Arzneimittel

 

Sicher haben Sie schon einmal ein Arzneimittel benötigt, es aber in der Apotheke selbst gekauft. Oder Sie haben bei ernsthafteren Erkrankungen vom Arzt ein Medikament verordnet bekommen. Haben Sie sich auch schon gefragt, nach welchen Kriterien die "Pillen" ausgesucht werden? Und: Ist mit diesem Arzneimittel überhaupt das medizinisch Notwendige verordnet worden?

Spielten dabei Qualität und Wirksamkeit oder nur der Preis eine Rolle? Welche Kosten für Arzneimittel übernimmt die TBK und in welcher Höhe? Was muss ich zuzahlen?

Fragen über Fragen. Im Folgenden stellen wir Ihnen einige Antworten auf ausgewählte Fragen zur Verfügung.

Was ist eigentlich ein Arzneimittel?

Der Gesetzgeber definiert ein Arzneimittel im Wesentlichen über dessen Funktion, nämlich "durch Anwendung am oder im menschlichen Körper Krankheiten, Leiden, Körperschäden oder krankhafte Beschwerden zu heilen, zu lindern, zu verhüten oder zu erkennen". Deshalb werden hohe Anforderungen an Herstellung, Qualität und Überwachung von Arzneimitteln gestellt.

So bestimmt das Arzneimittelgesetz, dass Medikamente grundsätzlich erst dann an den Verbraucher abgegeben werden dürfen, wenn ihre Qualität, Wirksamkeit und Unbedenklichkeit in einem staatlichen Zulassungsverfahren geprüft worden sind. Auch danach werden die Arzneimittel zum Schutz des Patienten ständig beobachtet, um Risiken schnell zu erkennen und entsprechende Maßnahmen ergreifen zu können.

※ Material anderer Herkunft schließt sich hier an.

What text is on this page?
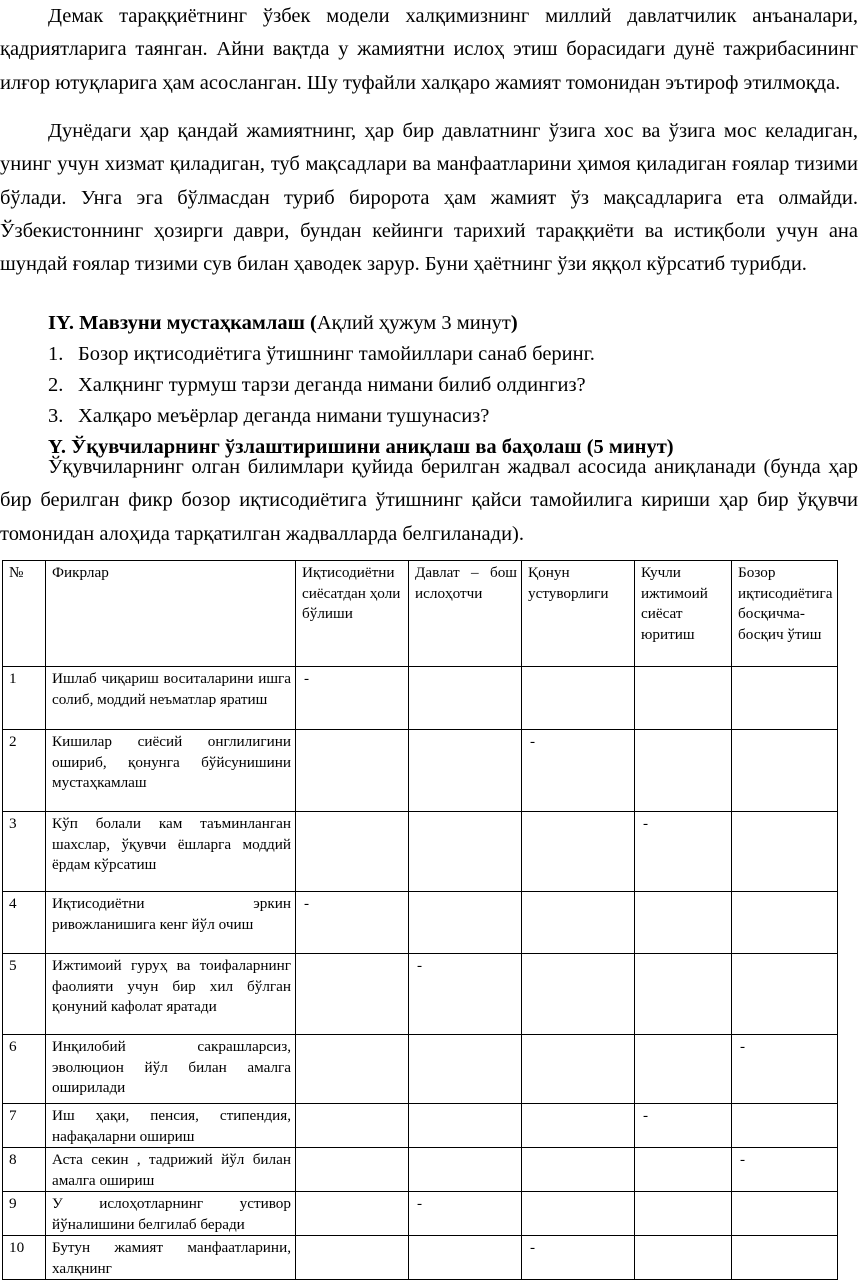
Демак тараққиётнинг ўзбек модели халқимизнинг миллий давлатчилик анъаналари, қадриятларига таянган. Айни вақтда у жамиятни ислоҳ этиш борасидаги дунё тажрибасининг илғор ютуқларига ҳам асосланган. Шу туфайли халқаро жамият томонидан эътироф этилмоқда.

Дунёдаги ҳар қандай жамиятнинг, ҳар бир давлатнинг ўзига хос ва ўзига мос келадиган, унинг учун хизмат қиладиган, туб мақсадлари ва манфаатларини ҳимоя қиладиган ғоялар тизими бўлади. Унга эга бўлмасдан туриб биророта ҳам жамият ўз мақсадларига ета олмайди. Ўзбекистоннинг ҳозирги даври, бундан кейинги тарихий тараққиёти ва истиқболи учун ана шундай ғоялар тизими сув билан ҳаводек зарур. Буни ҳаётнинг ўзи яққол кўрсатиб турибди.

IY. Мавзуни мустаҳкамлаш (Ақлий ҳужум 3 минут)

1. Бозор иқтисодиётига ўтишнинг тамойиллари санаб беринг.

2. Халқнинг турмуш тарзи деганда нимани билиб олдингиз?

3. Халқаро меъёрлар деганда нимани тушунасиз?

Y. Ўқувчиларнинг ўзлаштиришини аниқлаш ва баҳолаш (5 минут)

Ўқувчиларнинг олган билимлари қуйида берилган жадвал асосида аниқланади (бунда ҳар бир берилган фикр бозор иқтисодиётига ўтишнинг қайси тамойилига кириши ҳар бир ўқувчи томонидан алоҳида тарқатилган жадвалларда белгиланади).

№	Фикрлар	Иқтисодиётни сиёсатдан ҳоли бўлиши	Давлат – бош ислоҳотчи	Қонун устуворлиги	Кучли ижтимоий сиёсат юритиш	Бозор иқтисодиётига босқичма-босқич ўтиш
1	Ишлаб чиқариш воситаларини ишга солиб, моддий неъматлар яратиш	-				
2	Кишилар сиёсий онглилигини ошириб, қонунга бўйсунишини мустаҳкамлаш			-		
3	Кўп болали кам таъминланган шахслар, ўқувчи ёшларга моддий ёрдам кўрсатиш				-	
4	Иқтисодиётни эркин ривожланишига кенг йўл очиш	-				
5	Ижтимоий гуруҳ ва тоифаларнинг фаолияти учун бир хил бўлган қонуний кафолат яратади		-			
6	Инқилобий сакрашларсиз, эволюцион йўл билан амалга оширилади					-
7	Иш ҳақи, пенсия, стипендия, нафақаларни ошириш				-	
8	Аста секин , тадрижий йўл билан амалга ошириш					-
9	У ислоҳотларнинг устивор йўналишини белгилаб беради		-			
10	Бутун жамият манфаатларини, халқнинг			-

Grundsätzlich sind alle Arzneimittel apothekenpflichtig. Ausnahmen sind möglich, wenn eine Gefährdung, auch bei unsachgemäßem Gebrauch, nicht zu erwarten ist. Solche Produkte werden als freiverkäufliche Arzneimittel bezeichnet. Sie können auch außerhalb von Apotheken z.B. im Supermarkt verkauft werden. Für Arzneimittel, die wegen der Art der zu behandelnden Erkrankung eine ärztliche Diagnose erfordern oder deren Anwendung z.B. wegen eines möglichen Missbrauchs ärztlicherseits überwacht werden sollen, besteht Verschreibungspflicht durch den Arzt.

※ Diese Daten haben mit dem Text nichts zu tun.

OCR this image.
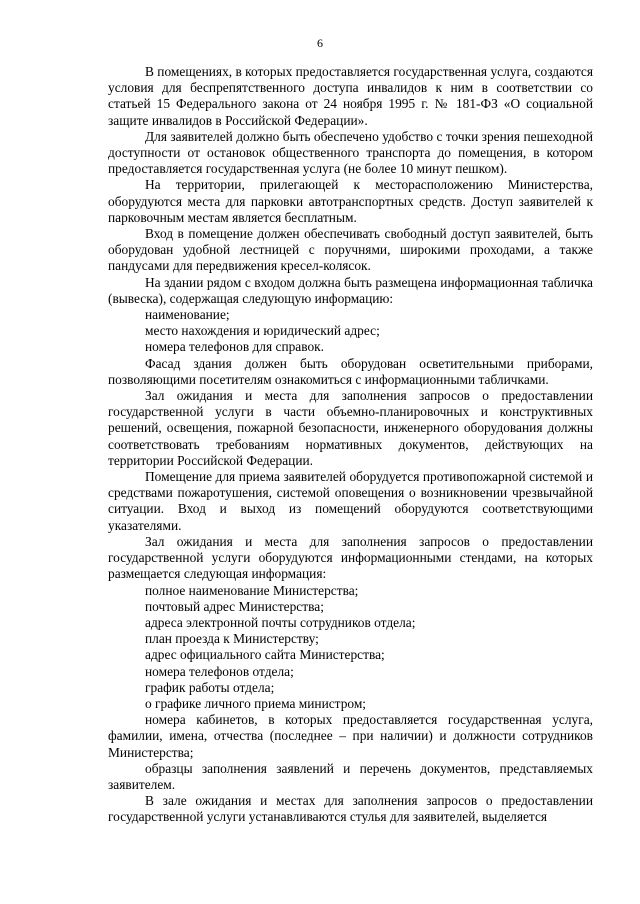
6
В помещениях, в которых предоставляется государственная услуга, создаются условия для беспрепятственного доступа инвалидов к ним в соответствии со статьей 15 Федерального закона от 24 ноября 1995 г. № 181-ФЗ «О социальной защите инвалидов в Российской Федерации».
Для заявителей должно быть обеспечено удобство с точки зрения пешеходной доступности от остановок общественного транспорта до помещения, в котором предоставляется государственная услуга (не более 10 минут пешком).
На территории, прилегающей к месторасположению Министерства, оборудуются места для парковки автотранспортных средств. Доступ заявителей к парковочным местам является бесплатным.
Вход в помещение должен обеспечивать свободный доступ заявителей, быть оборудован удобной лестницей с поручнями, широкими проходами, а также пандусами для передвижения кресел-колясок.
На здании рядом с входом должна быть размещена информационная табличка (вывеска), содержащая следующую информацию:
наименование;
место нахождения и юридический адрес;
номера телефонов для справок.
Фасад здания должен быть оборудован осветительными приборами, позволяющими посетителям ознакомиться с информационными табличками.
Зал ожидания и места для заполнения запросов о предоставлении государственной услуги в части объемно-планировочных и конструктивных решений, освещения, пожарной безопасности, инженерного оборудования должны соответствовать требованиям нормативных документов, действующих на территории Российской Федерации.
Помещение для приема заявителей оборудуется противопожарной системой и средствами пожаротушения, системой оповещения о возникновении чрезвычайной ситуации. Вход и выход из помещений оборудуются соответствующими указателями.
Зал ожидания и места для заполнения запросов о предоставлении государственной услуги оборудуются информационными стендами, на которых размещается следующая информация:
полное наименование Министерства;
почтовый адрес Министерства;
адреса электронной почты сотрудников отдела;
план проезда к Министерству;
адрес официального сайта Министерства;
номера телефонов отдела;
график работы отдела;
о графике личного приема министром;
номера кабинетов, в которых предоставляется государственная услуга, фамилии, имена, отчества (последнее – при наличии) и должности сотрудников Министерства;
образцы заполнения заявлений и перечень документов, представляемых заявителем.
В зале ожидания и местах для заполнения запросов о предоставлении государственной услуги устанавливаются стулья для заявителей, выделяется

Für welche Arzneimittel übernimmt die TBK die Kosten?

TBK-Versicherte haben Anspruch auf eine Versorgung mit medizinisch notwendigen verschreibungspflichtigen Arzneimitteln, die von den Vertragsärzten verordnet werden. Dabei soll die Versorgung mit Medikamenten ausreichend und zweckmäßig, aber gleichermaßen auch wirtschaftlich sein. Was wirtschaftlich ist, wird in gesetzlichen Bestimmungen und in den "Arzneimittel-Richtlinien" näher bezeichnet. Ein hohes Niveau bei der Arzneimitteltherapie soll aber auf jeden Fall gewährleistet werden.

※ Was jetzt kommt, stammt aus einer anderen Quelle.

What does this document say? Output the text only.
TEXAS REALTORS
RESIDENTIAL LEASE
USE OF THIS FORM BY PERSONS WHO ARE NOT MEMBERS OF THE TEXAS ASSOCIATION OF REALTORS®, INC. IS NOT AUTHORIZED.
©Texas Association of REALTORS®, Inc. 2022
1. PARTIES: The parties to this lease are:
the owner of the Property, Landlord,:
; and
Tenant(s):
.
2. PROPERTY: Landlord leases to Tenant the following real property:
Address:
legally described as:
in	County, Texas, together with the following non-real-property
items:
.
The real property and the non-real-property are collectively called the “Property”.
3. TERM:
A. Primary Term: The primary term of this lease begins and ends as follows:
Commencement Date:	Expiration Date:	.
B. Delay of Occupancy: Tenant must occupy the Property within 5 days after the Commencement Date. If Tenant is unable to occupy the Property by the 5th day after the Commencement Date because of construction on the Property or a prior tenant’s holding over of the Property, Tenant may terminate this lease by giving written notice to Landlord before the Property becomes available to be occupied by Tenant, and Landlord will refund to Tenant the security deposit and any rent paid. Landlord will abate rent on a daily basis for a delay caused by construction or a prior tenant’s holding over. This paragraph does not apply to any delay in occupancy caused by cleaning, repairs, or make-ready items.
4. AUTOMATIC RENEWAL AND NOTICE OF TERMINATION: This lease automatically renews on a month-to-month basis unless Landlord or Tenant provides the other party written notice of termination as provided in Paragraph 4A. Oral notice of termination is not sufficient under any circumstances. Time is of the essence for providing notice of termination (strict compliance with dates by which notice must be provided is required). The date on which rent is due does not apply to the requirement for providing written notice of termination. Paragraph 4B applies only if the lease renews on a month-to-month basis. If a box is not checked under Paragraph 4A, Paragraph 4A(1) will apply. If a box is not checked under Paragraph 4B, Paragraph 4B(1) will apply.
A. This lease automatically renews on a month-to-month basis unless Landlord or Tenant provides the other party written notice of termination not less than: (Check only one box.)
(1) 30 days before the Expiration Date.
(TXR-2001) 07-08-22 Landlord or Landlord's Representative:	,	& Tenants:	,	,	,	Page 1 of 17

Arzneimittel der so genannten Negativliste
Arzneimittel, die vom Gesetzgeber in einer so genannten Negativliste zusammengefasst wurden, sind von einer Verordnung zu Lasten der TBK ausgeschlossen.

Arzneimittel-Festbeträge
Auf dem deutschen Arzneimittelmarkt stehen den Versicherten eine Vielzahl von Präparaten in vergleichbarer Qualität, mit vergleichbarer Wirkung und zum Teil mit identischer Zusammensetzung zu sehr unterschiedlichen Preisen zur Verfügung. Arzneimittel-Festbeträge stellen Erstattungshöchstbeträge dar und sollen sicherstellen, dass die Krankenkassen nicht mit zu hohen Arzneimittelpreisen belastet werden. Die Kosten solcher verordneten Arzneimittel übernimmt die TBK bis zum jeweiligen Festbetrag. Verordnet der Arzt ein Arzneimittel oberhalb des Festbetrages, so hat er Sie darüber zu informieren. Sie müssen dann die Differenz zwischen Festbetrag und Apotheken-Abgabepreis selbst zahlen. Allerdings steht in der Regel immer eine ausreichende Anzahl von Arzneimitteln zum Festbetrag zur Auswahl.

Fragen zu bestimmten Arzneimitteln beantwortet Ihnen Ihre wohnortnahe Apotheke Ihres Vertrauens gern.